La plupart des organisations (FSU, CGT, Solidaires et UNSA) contestent la construction de l’IFEEP  : conservation du principe de la PFR (la FSU dénonce la rémunération trinôme). Les fonctions doivent être rémunérées par le traitement, et l’ancienneté par l’avancement d’échelon. La rémunération de l’expérience professionnelle procède du traitement indiciaire et de la grille, non de l’indemnitaire (FSU). Une expertise particulière couplée à l’engagement professionnel doit déboucher sur un avancement de grade ou un changement de corps. L’indemnitaire doit être limité aux sujétions, aux travaux supplémentaires (FSU, CGT, Solidaires), sous forme de NBI. Il faut supprimer le RAFP (CGT). Traiter de l’expertise et de ‘ancienneté via l’indemnitaire remet sine die le chantier de la requalification des emplois (FSU, UNSA).

La FSU a aussi souligné qu’un tel chantier ne pouvait pas se conduire sereinement sans dégel du point d’indice, dénoncé la place prise par l’indemnitaire, pénalisant au moment de la retraite. Le projet ne rompt pas avec la PFR mais soulève de nouvelles questions : comment pourra –t-on assurer la transparence avec une part « fonction » aussi floue et individualisée ? Elle pointe l’absence de garantie pour les agents qui passeraient au sein d’une même administration d’un service déconcentré à un autre. Actuellement, les taux de PFR ne sont pas identiques d’un rectorat à l’autre, par exemple. La PFR a accru les inégalités et cela n’est pas traité.

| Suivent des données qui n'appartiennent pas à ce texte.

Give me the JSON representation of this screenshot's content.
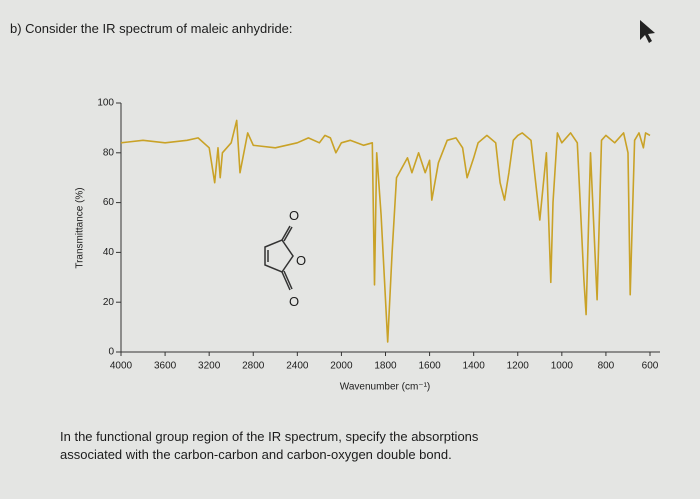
{
  "header": {
    "question": "b) Consider the IR spectrum of maleic anhydride:"
  },
  "chart_data": {
    "type": "line",
    "x_label": "Wavenumber (cm⁻¹)",
    "y_label": "Transmittance (%)",
    "xlim": [
      4000,
      600
    ],
    "xticks": [
      4000,
      3600,
      3200,
      2800,
      2400,
      2000,
      1800,
      1600,
      1400,
      1200,
      1000,
      800,
      600
    ],
    "ylim": [
      0,
      100
    ],
    "yticks": [
      0,
      20,
      40,
      60,
      80,
      100
    ],
    "color": "#c9a227",
    "x": [
      4000,
      3800,
      3600,
      3400,
      3300,
      3200,
      3150,
      3120,
      3100,
      3080,
      3000,
      2950,
      2920,
      2850,
      2800,
      2600,
      2400,
      2300,
      2200,
      2150,
      2100,
      2050,
      2000,
      1960,
      1900,
      1860,
      1850,
      1840,
      1820,
      1790,
      1770,
      1750,
      1700,
      1680,
      1650,
      1620,
      1600,
      1590,
      1560,
      1520,
      1480,
      1450,
      1430,
      1400,
      1380,
      1340,
      1300,
      1280,
      1260,
      1240,
      1220,
      1200,
      1180,
      1140,
      1100,
      1070,
      1050,
      1040,
      1020,
      1000,
      960,
      930,
      900,
      890,
      870,
      840,
      820,
      800,
      760,
      720,
      700,
      690,
      670,
      650,
      630,
      620,
      600
    ],
    "values": [
      84,
      85,
      84,
      85,
      86,
      82,
      68,
      82,
      70,
      80,
      84,
      93,
      72,
      88,
      83,
      82,
      84,
      86,
      84,
      87,
      86,
      80,
      84,
      85,
      83,
      84,
      27,
      80,
      55,
      4,
      40,
      70,
      78,
      72,
      80,
      72,
      77,
      61,
      76,
      85,
      86,
      82,
      70,
      78,
      84,
      87,
      84,
      68,
      61,
      72,
      85,
      87,
      88,
      85,
      53,
      80,
      28,
      60,
      88,
      84,
      88,
      84,
      29,
      15,
      80,
      21,
      85,
      87,
      84,
      88,
      80,
      23,
      85,
      88,
      82,
      88,
      87
    ]
  },
  "structure": {
    "labels": [
      "O",
      "O",
      "O"
    ]
  },
  "footer": {
    "lines": [
      "In the functional group region of the IR spectrum, specify the absorptions",
      "associated with the carbon-carbon and carbon-oxygen double bond."
    ]
  }
}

Le SNUAS-FP indique que le dispositif représente une dérèglementation des fonctions des AS. C’est le diplôme d’Etat qui détermine les fonctions, pas le poste.

L’UNSA souligne en outre le risque d’arbitraire. Solidaires indique son désaccord avec la philosophie du dispositif.

La CFDT fait état de craintes dans l’application du dispositif.
CGC et SMPS (managers de la FPH) rappellent leur accord avec le PFR.

La quasi-totalité des OS refusent l’examen du texte et demandent à la directrice de transmettre l’opposition largement partagée à la ministre. La présentation du texte au CSFPE poserait problème.

Réponse de la DGAFP :

Le compte rendu sera transmis à la ministre et à son cabinet ; mais à l’issue de la concertation il appartient au gouvernement de prendre ses responsabilités. Le prochain rendez vous est donc la formation statutaire du CSFPE. A propos de la transparence du dispositif, il s’agit d’une compétence des CT. Sur les corps à statut commun, il est envisagé un arrêté interministériel par corps : un seul texte, un seul barème. La cohérence d’ensemble et l’homogénéité des règles de classement dans les catégories sera assurée par la DGAFP. Il s’agit du premier barème commun à tous les ministères, c’est ce qui explique l’ampleur des taux. Le complément est optionnel, l’objectif est qu’il soit appliqué au moins dans certains services. S’agissant du financement, il n’y aura pas de surcout immédiat puisque l’on reconduit les montants. Il faudra ensuite le gérer dans les enveloppes catégorielles des ministères.